Just because a lot of server developers think of MUC and standard c2s as
two different components doesn't mean that users do. In fact, it's
exactly the opposite. Here's an example from the email world -- a few
organizations setup pop.example.com and smtp.example.com so that they
have more flexibility about where different parts of email traffic go.
However, the vast, vast majority of companies will just install a single
email server at one domain that does both sending and receiving of
email. That's because users and admins think of "email" as a unified
service for sending and receiving messages. It's the same thing for
services like MUC. Admins want to setup an "IM system" and shouldn't
have to care about all the different services and the required DNS
> Sure but once you come to officially deploying after you have
> stabilised it whats the problem with getting the DNS entries
> setup? Yea if you are in a large company you might have to go
> through some effort getting them setup, but those processes
> will have been defined for a reason, if you are in a company
> you have to control updates to the DNS you cant just let
> anyone change stuff willy nilly, you would have anarchy.
So, let's say you have the choice between two IM systems. One you can
double click an exe, wait 5 minutes and then it all "just works". The
other IM system has 5 different sub-components. You'll have to fill out
paperwork for each one because they require a new subdomain and new
subdomains are handled by the IT department at your org and will take
two weeks to setup. Which IM system do you go with? :) For you, a
subdomain is "no problem", but this is honestly not the situation at a
lot of orgs.
> But its not, the services are on their own domains, but that
> is one solution to this problem, simply implement the server
> so that everything appears on the same domain name, you are
> more likely to get overlaps of JID username parts when all
> users and conference rooms etc are all running from the same
> domain name, but its an entirely workable solution, e.g.
Yep, you've pointed out exactly why subdomains are required. Quite
simply, this is a design flaw of the XMPP protocol. There's really
nothing to do about it except try to come up with decent ways to make
people's lives easier. I think your suggestion about DNS SRV entries may
be a good one as well.
Here's another idea -- when two servers connect, they could send disco
to one another. That should allow them to discover exactly which
subdomains (services) each server controls (for the services in disco)
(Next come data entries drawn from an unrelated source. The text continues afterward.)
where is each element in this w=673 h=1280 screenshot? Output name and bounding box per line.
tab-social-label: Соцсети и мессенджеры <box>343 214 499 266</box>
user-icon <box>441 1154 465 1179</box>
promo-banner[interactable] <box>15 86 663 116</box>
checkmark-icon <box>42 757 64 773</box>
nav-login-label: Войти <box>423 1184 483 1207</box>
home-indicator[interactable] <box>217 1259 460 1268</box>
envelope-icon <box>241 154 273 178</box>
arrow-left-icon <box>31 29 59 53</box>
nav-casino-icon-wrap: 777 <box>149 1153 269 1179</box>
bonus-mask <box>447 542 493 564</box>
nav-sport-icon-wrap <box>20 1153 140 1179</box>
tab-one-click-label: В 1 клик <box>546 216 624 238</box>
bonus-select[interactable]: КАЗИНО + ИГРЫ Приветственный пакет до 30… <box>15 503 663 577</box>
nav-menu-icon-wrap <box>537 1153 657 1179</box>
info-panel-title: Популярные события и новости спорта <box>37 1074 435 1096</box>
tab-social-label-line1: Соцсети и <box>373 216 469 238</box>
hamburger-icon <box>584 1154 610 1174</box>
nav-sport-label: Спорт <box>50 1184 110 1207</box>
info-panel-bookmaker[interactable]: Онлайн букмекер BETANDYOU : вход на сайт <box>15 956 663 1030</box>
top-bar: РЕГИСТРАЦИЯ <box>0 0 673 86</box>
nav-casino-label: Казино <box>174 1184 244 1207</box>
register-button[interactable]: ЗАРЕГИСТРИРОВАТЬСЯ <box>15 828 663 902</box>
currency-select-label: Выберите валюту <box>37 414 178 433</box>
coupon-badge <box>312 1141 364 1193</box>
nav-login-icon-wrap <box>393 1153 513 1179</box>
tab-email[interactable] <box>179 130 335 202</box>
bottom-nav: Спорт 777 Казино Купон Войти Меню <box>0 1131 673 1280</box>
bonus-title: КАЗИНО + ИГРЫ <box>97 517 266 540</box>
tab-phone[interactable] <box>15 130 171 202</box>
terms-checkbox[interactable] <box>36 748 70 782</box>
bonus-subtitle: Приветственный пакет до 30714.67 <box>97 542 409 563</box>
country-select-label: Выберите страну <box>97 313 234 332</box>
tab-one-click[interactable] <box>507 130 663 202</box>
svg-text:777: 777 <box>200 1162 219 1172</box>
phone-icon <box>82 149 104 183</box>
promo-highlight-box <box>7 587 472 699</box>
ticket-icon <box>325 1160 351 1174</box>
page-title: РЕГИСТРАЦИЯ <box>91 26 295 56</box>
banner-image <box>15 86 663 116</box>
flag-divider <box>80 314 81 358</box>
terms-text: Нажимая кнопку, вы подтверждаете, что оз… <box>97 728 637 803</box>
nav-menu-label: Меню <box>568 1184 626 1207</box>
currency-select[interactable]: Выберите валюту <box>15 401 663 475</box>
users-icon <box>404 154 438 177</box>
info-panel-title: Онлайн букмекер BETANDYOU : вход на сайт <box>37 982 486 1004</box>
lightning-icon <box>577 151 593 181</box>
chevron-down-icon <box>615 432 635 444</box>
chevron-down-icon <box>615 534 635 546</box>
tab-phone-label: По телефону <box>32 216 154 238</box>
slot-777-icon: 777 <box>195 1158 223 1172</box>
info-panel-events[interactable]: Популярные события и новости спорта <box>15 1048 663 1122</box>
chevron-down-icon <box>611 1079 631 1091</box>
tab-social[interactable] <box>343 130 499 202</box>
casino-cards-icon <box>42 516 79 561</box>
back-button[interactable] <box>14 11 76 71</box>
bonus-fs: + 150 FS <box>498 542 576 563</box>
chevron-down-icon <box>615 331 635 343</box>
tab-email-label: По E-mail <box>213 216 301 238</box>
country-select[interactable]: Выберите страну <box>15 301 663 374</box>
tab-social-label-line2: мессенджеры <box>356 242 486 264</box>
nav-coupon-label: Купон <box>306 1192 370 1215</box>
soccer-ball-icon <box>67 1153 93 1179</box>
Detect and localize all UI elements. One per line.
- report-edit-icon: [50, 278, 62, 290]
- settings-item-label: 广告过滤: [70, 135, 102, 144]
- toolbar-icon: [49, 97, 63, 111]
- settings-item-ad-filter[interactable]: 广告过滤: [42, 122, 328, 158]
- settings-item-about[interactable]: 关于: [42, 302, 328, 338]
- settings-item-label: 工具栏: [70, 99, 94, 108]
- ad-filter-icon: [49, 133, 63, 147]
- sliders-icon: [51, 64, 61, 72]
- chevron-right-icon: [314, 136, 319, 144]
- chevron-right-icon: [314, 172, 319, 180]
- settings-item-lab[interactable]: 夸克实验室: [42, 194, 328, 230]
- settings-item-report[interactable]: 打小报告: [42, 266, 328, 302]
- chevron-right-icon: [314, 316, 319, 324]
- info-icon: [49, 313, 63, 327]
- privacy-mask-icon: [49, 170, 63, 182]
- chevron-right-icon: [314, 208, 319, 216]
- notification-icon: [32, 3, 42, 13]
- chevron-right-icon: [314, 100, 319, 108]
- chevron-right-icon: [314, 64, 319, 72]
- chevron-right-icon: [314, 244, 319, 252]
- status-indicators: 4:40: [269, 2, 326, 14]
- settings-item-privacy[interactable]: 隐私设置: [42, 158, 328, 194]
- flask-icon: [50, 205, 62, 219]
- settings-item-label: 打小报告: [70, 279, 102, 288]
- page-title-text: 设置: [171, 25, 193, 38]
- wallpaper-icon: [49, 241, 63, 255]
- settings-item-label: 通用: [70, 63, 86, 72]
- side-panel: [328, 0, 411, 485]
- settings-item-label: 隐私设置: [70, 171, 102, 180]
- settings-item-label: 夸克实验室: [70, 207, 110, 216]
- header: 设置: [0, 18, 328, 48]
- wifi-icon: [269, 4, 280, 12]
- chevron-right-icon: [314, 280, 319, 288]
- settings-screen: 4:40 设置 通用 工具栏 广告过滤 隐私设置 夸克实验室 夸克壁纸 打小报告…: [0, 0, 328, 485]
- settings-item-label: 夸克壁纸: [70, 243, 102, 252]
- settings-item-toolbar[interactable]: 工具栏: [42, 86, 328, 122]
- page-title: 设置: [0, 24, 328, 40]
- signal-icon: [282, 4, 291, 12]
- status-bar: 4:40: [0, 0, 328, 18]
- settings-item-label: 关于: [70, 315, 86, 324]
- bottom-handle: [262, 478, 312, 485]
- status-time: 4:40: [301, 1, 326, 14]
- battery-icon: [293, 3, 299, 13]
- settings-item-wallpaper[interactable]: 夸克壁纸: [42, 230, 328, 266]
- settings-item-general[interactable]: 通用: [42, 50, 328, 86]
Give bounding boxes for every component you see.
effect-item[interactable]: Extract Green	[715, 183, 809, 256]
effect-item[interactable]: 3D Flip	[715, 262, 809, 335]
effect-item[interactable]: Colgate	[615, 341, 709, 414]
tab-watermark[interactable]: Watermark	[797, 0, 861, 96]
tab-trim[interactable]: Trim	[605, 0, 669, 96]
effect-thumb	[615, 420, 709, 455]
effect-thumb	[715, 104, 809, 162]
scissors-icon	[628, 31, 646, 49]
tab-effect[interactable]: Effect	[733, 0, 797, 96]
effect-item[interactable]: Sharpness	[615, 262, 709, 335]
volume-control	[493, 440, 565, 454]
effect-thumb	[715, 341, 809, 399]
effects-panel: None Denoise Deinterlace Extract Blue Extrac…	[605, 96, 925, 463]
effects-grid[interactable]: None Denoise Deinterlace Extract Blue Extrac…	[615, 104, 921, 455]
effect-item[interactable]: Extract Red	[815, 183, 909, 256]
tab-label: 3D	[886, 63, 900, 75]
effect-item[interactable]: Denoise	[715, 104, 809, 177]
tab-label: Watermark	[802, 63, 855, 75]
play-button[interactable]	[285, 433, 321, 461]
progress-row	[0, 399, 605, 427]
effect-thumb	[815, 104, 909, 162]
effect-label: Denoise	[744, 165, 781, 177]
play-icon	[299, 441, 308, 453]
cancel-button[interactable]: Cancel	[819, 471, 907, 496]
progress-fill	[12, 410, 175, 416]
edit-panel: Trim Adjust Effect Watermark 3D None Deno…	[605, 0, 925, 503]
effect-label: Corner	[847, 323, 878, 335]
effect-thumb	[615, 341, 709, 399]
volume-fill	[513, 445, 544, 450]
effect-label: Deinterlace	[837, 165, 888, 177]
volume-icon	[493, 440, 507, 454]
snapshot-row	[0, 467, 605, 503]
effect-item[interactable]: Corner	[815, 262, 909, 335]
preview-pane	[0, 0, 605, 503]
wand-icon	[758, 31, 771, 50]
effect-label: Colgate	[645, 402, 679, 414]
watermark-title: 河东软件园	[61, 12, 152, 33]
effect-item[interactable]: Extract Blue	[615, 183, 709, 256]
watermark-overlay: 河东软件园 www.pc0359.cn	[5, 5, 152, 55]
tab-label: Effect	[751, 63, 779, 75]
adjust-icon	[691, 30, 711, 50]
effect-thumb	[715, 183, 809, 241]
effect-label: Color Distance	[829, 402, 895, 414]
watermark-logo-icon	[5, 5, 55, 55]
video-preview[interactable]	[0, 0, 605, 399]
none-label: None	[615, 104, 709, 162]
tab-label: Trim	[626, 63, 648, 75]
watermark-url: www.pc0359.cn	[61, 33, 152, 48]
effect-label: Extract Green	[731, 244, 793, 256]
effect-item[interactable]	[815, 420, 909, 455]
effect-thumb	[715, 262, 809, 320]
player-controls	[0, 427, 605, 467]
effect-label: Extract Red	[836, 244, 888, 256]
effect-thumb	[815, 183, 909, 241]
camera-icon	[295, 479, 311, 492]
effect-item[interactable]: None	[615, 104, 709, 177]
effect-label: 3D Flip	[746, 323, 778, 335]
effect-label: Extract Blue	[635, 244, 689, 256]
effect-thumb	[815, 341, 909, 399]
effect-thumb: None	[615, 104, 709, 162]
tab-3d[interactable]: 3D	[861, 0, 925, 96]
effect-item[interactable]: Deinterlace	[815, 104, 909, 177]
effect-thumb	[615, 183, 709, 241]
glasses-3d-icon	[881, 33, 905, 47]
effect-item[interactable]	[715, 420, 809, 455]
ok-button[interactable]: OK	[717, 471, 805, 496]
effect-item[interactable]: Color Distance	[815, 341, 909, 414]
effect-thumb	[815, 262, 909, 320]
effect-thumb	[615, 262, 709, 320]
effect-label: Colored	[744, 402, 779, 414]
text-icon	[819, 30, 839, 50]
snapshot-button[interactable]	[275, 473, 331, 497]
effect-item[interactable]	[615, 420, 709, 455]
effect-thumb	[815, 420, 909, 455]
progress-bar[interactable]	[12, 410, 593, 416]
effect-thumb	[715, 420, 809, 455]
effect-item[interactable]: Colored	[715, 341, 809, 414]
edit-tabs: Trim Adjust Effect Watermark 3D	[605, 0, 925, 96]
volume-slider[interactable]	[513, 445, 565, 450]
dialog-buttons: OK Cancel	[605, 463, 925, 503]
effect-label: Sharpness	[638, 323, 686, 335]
and then intelligently re-use existing s2s connections. This doesn't
account for when MUC is the first thing connected to, but would be
another incremental improvement.
I still haven't heard a lot input about why the logic we've implemented
in Jive Messenger is a bad thing other than "it's not normal". The only
argument so far is that if you are on "blah.foo.com", your server goes
down, and there's an evil server on "foo.com" that wants to
transparently take your IM traffic then you'd be in trouble. This is a
logically true argument, but I think the enhanced ease of use of
outweighs this practically non-existant security concern.